L’histoire : Pour retrouver une partie de leur famille en Malaisie Somira et son petit-frère Shafi doivent quitter leur camp Rohingya situé au Bengladesh et, pour se faire, ils sont contraints de traverser clandestinement la Thaïlande.
Notre avis :
Les Fleurs du Manguier, en rohingya « Harà Watan », invite à à la sobriété dans les propos qui voudraient tenter d’approcher ses singularités.
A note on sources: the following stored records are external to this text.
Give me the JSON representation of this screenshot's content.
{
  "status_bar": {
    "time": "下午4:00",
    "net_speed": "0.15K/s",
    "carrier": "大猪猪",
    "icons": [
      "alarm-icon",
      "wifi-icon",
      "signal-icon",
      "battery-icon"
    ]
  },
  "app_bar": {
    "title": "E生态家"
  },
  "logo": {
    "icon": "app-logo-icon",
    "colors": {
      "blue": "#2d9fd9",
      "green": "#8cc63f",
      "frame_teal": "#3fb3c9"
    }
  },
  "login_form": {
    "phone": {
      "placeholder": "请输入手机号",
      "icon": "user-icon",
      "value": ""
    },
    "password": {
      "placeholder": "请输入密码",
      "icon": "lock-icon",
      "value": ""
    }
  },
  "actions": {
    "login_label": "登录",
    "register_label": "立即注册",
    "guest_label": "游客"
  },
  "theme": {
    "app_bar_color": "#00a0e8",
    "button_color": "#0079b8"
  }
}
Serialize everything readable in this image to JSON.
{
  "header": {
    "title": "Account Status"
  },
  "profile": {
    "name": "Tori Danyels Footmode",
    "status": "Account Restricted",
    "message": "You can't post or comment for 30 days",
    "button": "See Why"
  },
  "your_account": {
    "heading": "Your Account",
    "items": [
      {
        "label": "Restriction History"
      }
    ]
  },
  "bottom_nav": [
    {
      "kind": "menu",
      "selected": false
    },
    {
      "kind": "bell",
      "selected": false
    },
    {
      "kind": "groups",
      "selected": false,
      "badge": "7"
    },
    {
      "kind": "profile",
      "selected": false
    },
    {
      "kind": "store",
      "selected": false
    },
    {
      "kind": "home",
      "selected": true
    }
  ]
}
Non seulement il s’agit du premier film tourné en langue rohingya, avec un casting composé quasiment intégralement de membres de cette minorité ethnique persécutée parce que musulmane dans un pays à domination bouddhiste, le Myanmar (ex-Birmanie) ; mais à cela s’ajoute le fait que le réalisateur choisit – et c’est un choix fort – de centrer son récit sur deux jeunes enfants.
Là où d’aucuns pourraient croire qu’il s’agit d’un énième film donnant à voir le parcours initiatique de jeunes enfants au milieu de la violence des adultes pour illustrer l’horreur intrinsèque à tout massacre, il n’en est rien. Ce film ne se réduit pas à dénoncer uniquement un postulat idéologique. C’est pourquoi le choix est éloquent de la part de Akio Fujimoto : centrer le récit autour de deux enfants n’est, en effet, pas un prétexte pour mettre davantage en relief les violences autour d’eux mais permet, dans l’absurdité de l’horreur, de faire surgir des moments où la candeur propre à l’enfance semble être la seule miséricorde pour la folie humaine.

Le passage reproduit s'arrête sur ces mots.